É inspirada também a contratação do compositor francês Bruno Coulais para a trilha sonora estilo "caixinha de música" e a presença da banda They Might Be Giants nas canções. O tema da protagonista vai ficar horas em sua cabeça.

Tudo isso, porém, não faria o filme passar de alento visual e sonoro, um poético videoclipe, se o roteiro não fosse igualmente brilhante. O filme é baseado no livro infanto-juvenil de Neil Gaiman, em que uma garotinha chamada Coraline (Dakota Fanning) muda-se com seus pais workaholics (Teri Hatcher e John Hodgman) para um enorme e antigo casarão. Aborrecida, ela começa a conhecer seus estranhos vizinhos e a explorar o local - e acaba encontrando um mágico universo alternativo, onde existem amorosas versões de seus pais com botões no lugar dos olhos.
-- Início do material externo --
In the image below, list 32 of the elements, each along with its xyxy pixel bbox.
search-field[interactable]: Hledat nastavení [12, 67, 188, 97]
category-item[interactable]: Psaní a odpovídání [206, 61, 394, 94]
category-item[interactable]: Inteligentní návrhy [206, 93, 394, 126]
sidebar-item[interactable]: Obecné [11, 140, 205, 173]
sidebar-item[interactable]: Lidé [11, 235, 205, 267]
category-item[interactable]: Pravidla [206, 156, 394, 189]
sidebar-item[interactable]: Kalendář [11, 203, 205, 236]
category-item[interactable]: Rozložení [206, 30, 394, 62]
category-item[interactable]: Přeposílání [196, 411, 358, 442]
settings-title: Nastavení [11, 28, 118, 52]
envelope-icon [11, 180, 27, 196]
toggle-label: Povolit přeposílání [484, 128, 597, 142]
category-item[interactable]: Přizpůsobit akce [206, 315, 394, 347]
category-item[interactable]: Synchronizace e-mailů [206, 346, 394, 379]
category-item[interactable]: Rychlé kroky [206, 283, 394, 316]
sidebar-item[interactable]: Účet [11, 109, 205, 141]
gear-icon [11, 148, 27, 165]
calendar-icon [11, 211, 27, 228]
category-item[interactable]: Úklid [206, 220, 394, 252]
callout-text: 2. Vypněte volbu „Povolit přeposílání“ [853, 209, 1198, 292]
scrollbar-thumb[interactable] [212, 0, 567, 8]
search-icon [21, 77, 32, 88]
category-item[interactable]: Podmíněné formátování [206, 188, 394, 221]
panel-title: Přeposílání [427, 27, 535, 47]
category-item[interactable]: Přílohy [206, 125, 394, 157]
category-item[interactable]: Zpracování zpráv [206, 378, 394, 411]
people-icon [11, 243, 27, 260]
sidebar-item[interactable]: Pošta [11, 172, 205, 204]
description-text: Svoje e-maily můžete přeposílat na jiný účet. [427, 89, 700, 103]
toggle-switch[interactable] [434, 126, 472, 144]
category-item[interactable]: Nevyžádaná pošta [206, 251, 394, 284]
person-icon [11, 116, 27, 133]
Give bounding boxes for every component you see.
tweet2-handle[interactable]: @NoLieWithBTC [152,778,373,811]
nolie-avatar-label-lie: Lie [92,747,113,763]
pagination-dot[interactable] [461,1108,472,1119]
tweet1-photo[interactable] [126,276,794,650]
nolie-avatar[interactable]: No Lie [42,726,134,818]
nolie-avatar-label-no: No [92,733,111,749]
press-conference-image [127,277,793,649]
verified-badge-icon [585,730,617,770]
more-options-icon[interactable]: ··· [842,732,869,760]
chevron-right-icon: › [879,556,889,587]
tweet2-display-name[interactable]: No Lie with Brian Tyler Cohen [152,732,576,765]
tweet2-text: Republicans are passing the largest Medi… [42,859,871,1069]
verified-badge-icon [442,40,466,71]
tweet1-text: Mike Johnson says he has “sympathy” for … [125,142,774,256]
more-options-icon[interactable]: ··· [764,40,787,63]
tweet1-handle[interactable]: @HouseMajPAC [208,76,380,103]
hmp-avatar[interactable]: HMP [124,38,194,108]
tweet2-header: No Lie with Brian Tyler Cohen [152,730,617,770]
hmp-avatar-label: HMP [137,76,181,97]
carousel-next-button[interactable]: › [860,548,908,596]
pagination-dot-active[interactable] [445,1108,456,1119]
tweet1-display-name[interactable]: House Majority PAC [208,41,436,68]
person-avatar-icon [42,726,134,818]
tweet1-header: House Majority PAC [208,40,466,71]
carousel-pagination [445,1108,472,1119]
O texto expande o livro, criando um novo personagem (Wybie Lovat) e desenvolvendo melhor o passado do misterioso Palácio Cor-de-Rosa, sem perder nada do tom sombrio da obra original (é uma adaptação de Neil Gaiman!). Algumas situações também são alteradas, como a ocupação dos pais de Coraline, que justifica duas das melhores cenas do filme (o jardim fantástico e o final) mas é tudo para amarrar melhor os elementos visuais e a narrativa.

Não há pontas soltas no trabalho de Selick, seja na trama dos bordados ou na da história. Com tanto esmero, é um filme para ver, rever e adorar.